Politique

« On ne peut pas faire du Pastef sans Pastef » : Ousmane Sonko

À peine élu président de l’Assemblée nationale avec 132 voix sur 133 votants, Ousmane Sonko a imprimé ce mardi 26 mai 2026 les premières orientations politiques de son magistère au perchoir, à travers un discours mêlant félicitations protocolaires, critiques politiques et appel à une réforme institutionnelle.
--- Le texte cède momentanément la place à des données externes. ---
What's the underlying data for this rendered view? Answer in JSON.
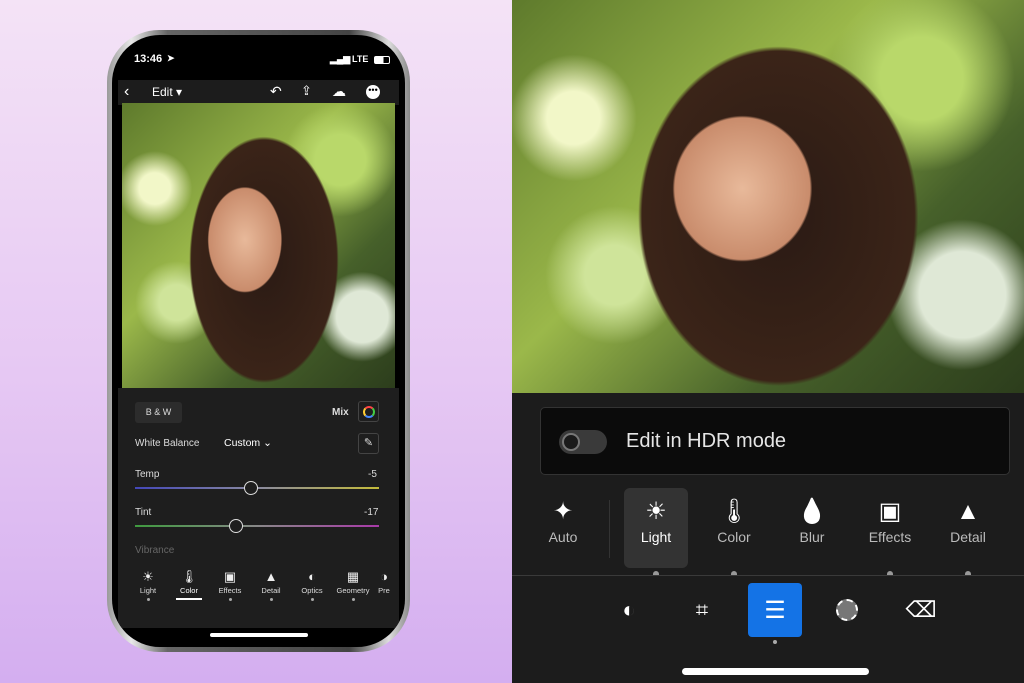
{
  "phone": {
    "status": {
      "time": "13:46",
      "network": "LTE"
    },
    "nav": {
      "title": "Edit"
    },
    "color_panel": {
      "bw_label": "B & W",
      "mix_label": "Mix",
      "white_balance_label": "White Balance",
      "white_balance_value": "Custom",
      "sliders": [
        {
          "label": "Temp",
          "value": "-5"
        },
        {
          "label": "Tint",
          "value": "-17"
        }
      ],
      "vibrance_label": "Vibrance"
    },
    "tools": [
      {
        "label": "Light",
        "icon": "☀"
      },
      {
        "label": "Color",
        "icon": "🌡"
      },
      {
        "label": "Effects",
        "icon": "▣"
      },
      {
        "label": "Detail",
        "icon": "▲"
      },
      {
        "label": "Optics",
        "icon": "◐"
      },
      {
        "label": "Geometry",
        "icon": "▦"
      },
      {
        "label": "Pre",
        "icon": "◑"
      }
    ],
    "active_tool": "Color"
  },
  "app": {
    "hdr_label": "Edit in HDR mode",
    "hdr_enabled": false,
    "tools": [
      {
        "label": "Auto",
        "icon": "✦"
      },
      {
        "label": "Light",
        "icon": "☀"
      },
      {
        "label": "Color",
        "icon": "🌡"
      },
      {
        "label": "Blur",
        "icon": "💧"
      },
      {
        "label": "Effects",
        "icon": "▣"
      },
      {
        "label": "Detail",
        "icon": "▲"
      }
    ],
    "active_tool": "Light",
    "accent": "#1473e6"
  }
}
Dans un hémicycle largement acquis à la majorité Pastef-Les Patriotes après le boycott d’une partie de l’opposition, le nouveau président de l’institution a d’abord salué la nomination du Premier ministre Ahmadou Alhaminou Mohamed Lo. Ousmane Sonko a rappelé les liens professionnels qui les unissent depuis son passage à la Primature, soulignant avoir lui-même nommé Al Amine Lo au poste de secrétaire général du gouvernement. Il a également salué les qualités de « travailleur acharné » du nouveau chef du gouvernement ainsi que leur collaboration dans la mise en œuvre de l’agenda « Sénégal 2050 ».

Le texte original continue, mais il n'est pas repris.